Nina nie była zadowolona z tego, że wyjeżdżałam. Cóż, nie ona jedyna. Normano rzucił coś ostro po włosku do mojego ochroniarza, pożegnał się z ciotką i Pedro, a na koniec wyszliśmy sami z domu. Dziś na dworze było nieprzyjemnie i zimno, a mimo to, dłoń, którą trzymał mnie mężczyzna, parzyła. Dotarliśmy do jego jeepa w ciszy, nikt za nami nie wyszedł, nikogo też przy pojeździe nie zastaliśmy.

— Zapnij pasy — mruknął do mnie, gdy zamknął drzwi od mojej strony. Wsiadł do auta i zablokował drzwi. Miałam ochotę przewrócić oczami, jednak tego nie zrobiłam. Nie był już taki miły jak do tej pory, moja ucieczka to zmieniła.

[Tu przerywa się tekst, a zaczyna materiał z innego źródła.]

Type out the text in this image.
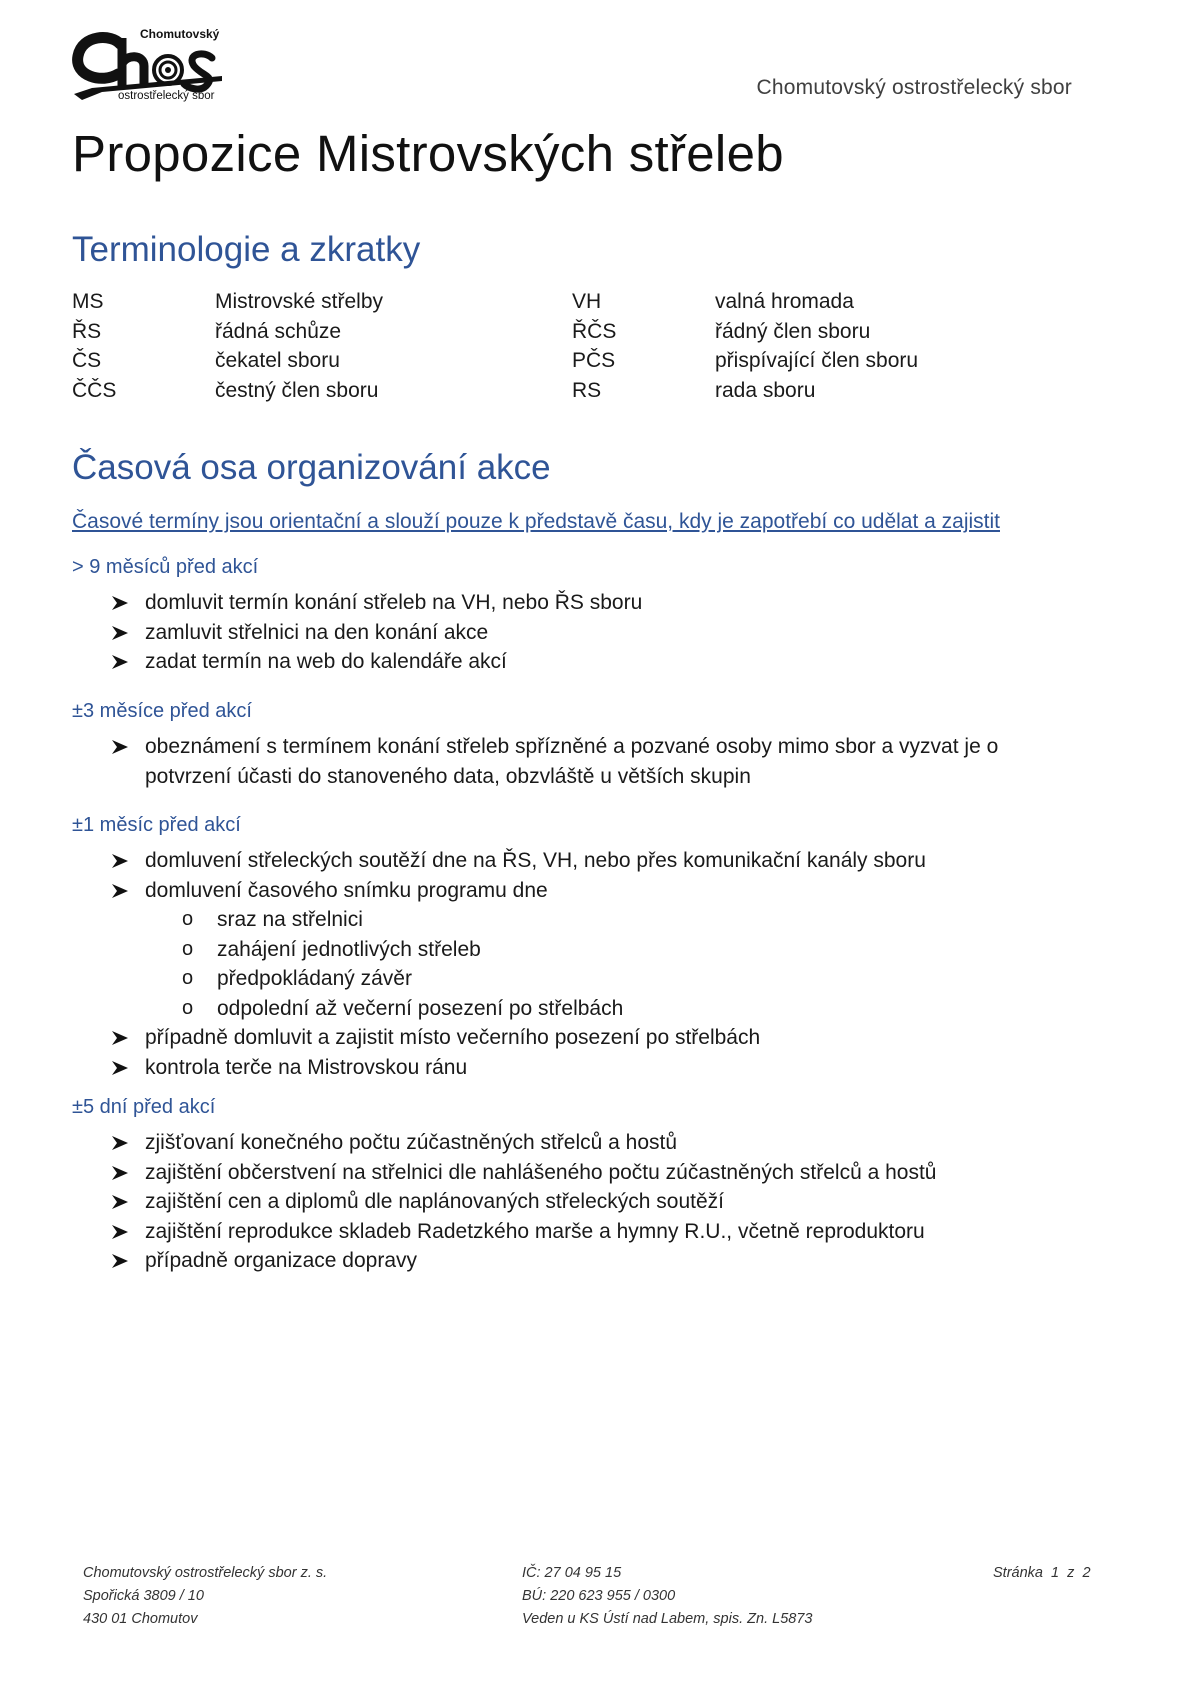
Chomutovský
ostrostřelecký sbor	Chomutovský ostrostřelecký sbor
Propozice Mistrovských střeleb
Terminologie a zkratky
MS	Mistrovské střelby	VH	valná hromada
ŘS	řádná schůze	ŘČS	řádný člen sboru
ČS	čekatel sboru	PČS	přispívající člen sboru
ČČS	čestný člen sboru	RS	rada sboru
Časová osa organizování akce
Časové termíny jsou orientační a slouží pouze k představě času, kdy je zapotřebí co udělat a zajistit
> 9 měsíců před akcí
domluvit termín konání střeleb na VH, nebo ŘS sboru
zamluvit střelnici na den konání akce
zadat termín na web do kalendáře akcí
±3 měsíce před akcí
obeznámení s termínem konání střeleb spřízněné a pozvané osoby mimo sbor a vyzvat je o potvrzení účasti do stanoveného data, obzvláště u větších skupin
±1 měsíc před akcí
domluvení střeleckých soutěží dne na ŘS, VH, nebo přes komunikační kanály sboru
domluvení časového snímku programu dne
o sraz na střelnici
o zahájení jednotlivých střeleb
o předpokládaný závěr
o odpolední až večerní posezení po střelbách
případně domluvit a zajistit místo večerního posezení po střelbách
kontrola terče na Mistrovskou ránu
±5 dní před akcí
zjišťovaní konečného počtu zúčastněných střelců a hostů
zajištění občerstvení na střelnici dle nahlášeného počtu zúčastněných střelců a hostů
zajištění cen a diplomů dle naplánovaných střeleckých soutěží
zajištění reprodukce skladeb Radetzkého marše a hymny R.U., včetně reproduktoru
případně organizace dopravy
Chomutovský ostrostřelecký sbor z. s.
Spořická 3809 / 10
430 01 Chomutov
IČ: 27 04 95 15
BÚ: 220 623 955 / 0300
Veden u KS Ústí nad Labem, spis. Zn. L5873
Stránka  1  z  2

— Nie ucieknę — zapewniłam go. Nie odpowiedział.

Normano nie ufał nikomu, a mnie chyba w stu jeden procentach i wcale mnie to nie dziwiło. Nie zasługiwałam na zaufanie. Nie zasługiwałam, bo od zawsze mi to powtarzano. Może nie werbalnie, lecz ojciec dawał mi jasno do zrozumienia, że wolał kolejnego chłopca, a trafiła mu się dziewczynka. Od zawsze byłam dla niego zawodem. Przypuszczałam, że to dlatego chciał mnie tak szybko wygnać z domu i oddać w ręce kogoś takiego jak Francesco, choć upierał się, że był dobry, a to, co widziałam kiedyś, stanowiło jedynie mistyfikację fotografa w celu szantażu Santo.

— Dostaniesz kod do windy. — Głos Normano był ochrypły, nie patrzył na mnie. Jechał przed siebie, przez ten mrok. — Ale Bailey, który wciąż będzie ci towarzyszył, nie ma prawa poznać tego kodu, capisci

— Tak, capisci — burknęłam, a kąciki jego ust drgnęły. Mnie do śmiechu nie było. Dalej już milczeliśmy, dopóki nie wjechaliśmy na parking. Potem Normano poprowadził mnie do windy. Uśmiechnął do recepcjonistki, ona odpowiedziała tym samym, a potem dźwig zaczął sunąć w górę.

— Będziesz spała w moim apartamencie, ale w dzień możesz przemieszczać się po całym budynku, oczywiście z ochroniarzem — zakomunikował Pirelli.

— A co z moimi ubraniami? — mruknęłam, dalej niezadowolona, że znów się przenosiłam.  

— Jakimi ubraniami? — zapytał z udawanym zaskoczeniem. Zmrużyłam oczy, on chwycił mnie za dłoń i się uśmiechnął. Jak gdyby nadal się bał, że ucieknę. — Nie ma to jak w domu — mruknął, wchodząc do swojego mieszkania. I przysiąc mogłam, miałam ochotę go uderzyć.

— Idę do pokoju — oznajmiłam i chciałam już odejść, lecz Normano wciąż trzymał mnie za dłoń. Spojrzałam na niego. — Co znowu? — Doprowadzał mnie do szału.

— Koniec samotności — obwieścił stanowczo. — Najpierw zjemy razem kolację — dodał dobitnie. Zerknęłam na wyświetlacz telefonu. Nie podobał mi się ten pomysł. Głównie dlatego, że było już późno, dochodziła dziewiąta, a ja o tej porze nie jadałam posiłków.

— Jest zbyt późno na jedzenie.

— Nigdy nie jest za późno na jedzenie. — Spojrzał na mnie jak na idiotkę i pociągnął w stronę kuchni. — Rozbierz się. — Moje oczy zamieniły się w dziesięciocentówki. — Buty i kurtkę, rany. — Przewrócił oczami, puścił moją dłoń i zaczął krzątać się po pomieszczeniu.